The Kendall tau distance between two permutation is the number of index pairs, for which the two permuations disagree in their order: $$K(\alpha, \beta) := |\{(i, j): i < j.\quad [\alpha(i) < \alpha(j) \wedge \beta(i) > \beta(j)] \vee [\alpha(i) > \alpha(j) \wedge \beta(i) < \beta(j)]\}|$$
For computing the Kendall tau distance, Wikipedia mentions the following technique:
Given two rankings $\tau_1, \tau_2$, it is possible to rename the items such that $\tau_1 = (1, 2, 3, \dots)$. Then, the problem of computing the Kendall tau distance reduces to computing the number of inversions in $\tau_2$.

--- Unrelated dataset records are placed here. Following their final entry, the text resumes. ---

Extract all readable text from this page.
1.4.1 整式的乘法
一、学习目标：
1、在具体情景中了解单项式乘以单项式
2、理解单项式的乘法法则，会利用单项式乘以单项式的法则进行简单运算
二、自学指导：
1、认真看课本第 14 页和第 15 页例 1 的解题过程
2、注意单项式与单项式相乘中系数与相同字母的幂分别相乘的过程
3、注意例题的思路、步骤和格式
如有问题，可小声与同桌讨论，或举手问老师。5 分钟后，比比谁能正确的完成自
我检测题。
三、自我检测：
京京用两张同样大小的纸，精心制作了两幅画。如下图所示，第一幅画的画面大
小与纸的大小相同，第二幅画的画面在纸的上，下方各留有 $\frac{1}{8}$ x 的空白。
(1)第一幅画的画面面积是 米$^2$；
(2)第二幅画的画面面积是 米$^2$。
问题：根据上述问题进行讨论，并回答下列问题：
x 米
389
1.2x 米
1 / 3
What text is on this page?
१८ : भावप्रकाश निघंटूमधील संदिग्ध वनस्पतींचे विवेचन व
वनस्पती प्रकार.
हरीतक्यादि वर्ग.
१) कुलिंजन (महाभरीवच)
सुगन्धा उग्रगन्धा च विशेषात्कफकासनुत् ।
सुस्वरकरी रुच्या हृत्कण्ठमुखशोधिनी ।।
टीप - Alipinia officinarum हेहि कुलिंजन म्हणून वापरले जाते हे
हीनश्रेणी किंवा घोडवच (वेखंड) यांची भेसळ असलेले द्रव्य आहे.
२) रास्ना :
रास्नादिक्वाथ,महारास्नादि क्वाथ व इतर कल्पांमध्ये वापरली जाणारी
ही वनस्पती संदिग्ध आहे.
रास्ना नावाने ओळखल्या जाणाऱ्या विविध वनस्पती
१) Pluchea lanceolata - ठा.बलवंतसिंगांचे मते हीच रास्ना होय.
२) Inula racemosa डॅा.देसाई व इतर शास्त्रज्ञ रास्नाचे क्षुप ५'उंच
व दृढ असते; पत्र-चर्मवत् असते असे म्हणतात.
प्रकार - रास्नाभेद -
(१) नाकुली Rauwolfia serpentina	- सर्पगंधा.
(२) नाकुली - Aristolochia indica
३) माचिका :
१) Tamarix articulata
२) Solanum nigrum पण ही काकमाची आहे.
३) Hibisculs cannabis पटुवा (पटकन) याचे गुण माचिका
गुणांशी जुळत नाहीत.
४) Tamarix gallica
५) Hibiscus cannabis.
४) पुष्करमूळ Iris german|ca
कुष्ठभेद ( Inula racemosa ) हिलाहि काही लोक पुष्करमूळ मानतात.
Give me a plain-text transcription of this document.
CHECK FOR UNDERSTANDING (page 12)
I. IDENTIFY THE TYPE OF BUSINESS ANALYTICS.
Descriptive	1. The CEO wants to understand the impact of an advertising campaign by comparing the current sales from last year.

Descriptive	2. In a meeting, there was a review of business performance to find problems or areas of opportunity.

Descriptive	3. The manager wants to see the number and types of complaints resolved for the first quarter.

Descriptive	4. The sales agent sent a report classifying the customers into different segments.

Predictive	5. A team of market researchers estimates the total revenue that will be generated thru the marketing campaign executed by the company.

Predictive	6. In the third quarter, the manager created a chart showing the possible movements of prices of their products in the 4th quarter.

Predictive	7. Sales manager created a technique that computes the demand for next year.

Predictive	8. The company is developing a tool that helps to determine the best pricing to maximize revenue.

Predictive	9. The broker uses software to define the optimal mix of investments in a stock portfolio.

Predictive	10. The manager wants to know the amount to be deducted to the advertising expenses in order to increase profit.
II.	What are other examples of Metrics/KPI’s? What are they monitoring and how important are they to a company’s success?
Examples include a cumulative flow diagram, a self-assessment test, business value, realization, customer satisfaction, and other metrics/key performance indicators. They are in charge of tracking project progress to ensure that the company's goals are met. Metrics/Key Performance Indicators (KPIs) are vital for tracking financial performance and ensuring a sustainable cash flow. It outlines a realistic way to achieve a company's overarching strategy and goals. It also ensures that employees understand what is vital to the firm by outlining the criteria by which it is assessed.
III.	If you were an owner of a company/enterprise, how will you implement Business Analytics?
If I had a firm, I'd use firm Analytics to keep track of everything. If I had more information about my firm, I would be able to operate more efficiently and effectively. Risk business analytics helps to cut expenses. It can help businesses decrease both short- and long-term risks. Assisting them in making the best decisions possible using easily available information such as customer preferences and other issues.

Now let $\alpha = (4, 2, 1, 3)$ and $\beta = (4, 3, 1, 2)$. According to the above definition, $K(\alpha, \beta) = 1$ since only the index pair $(2, 4)$ is a disagreement. However when we use the above technique, we would translate $\beta$ into $(1, 4, 3, 2)$, for which the inversion count is 3. The new $\beta$ is translated using the following mapping, which maps $\alpha$ to the identity permutaion: $4 \to 1, 2\to2, 1\to3, 3\to4$
Now I wonder whether I or the Wikipedia article is wrong? In the latter case, is there still some way to compute the Kendall tau distance in $\mathcal{O}(n \log(n))$ time, i.e. can we still calculate the Kendall tau distance based on inversion counts?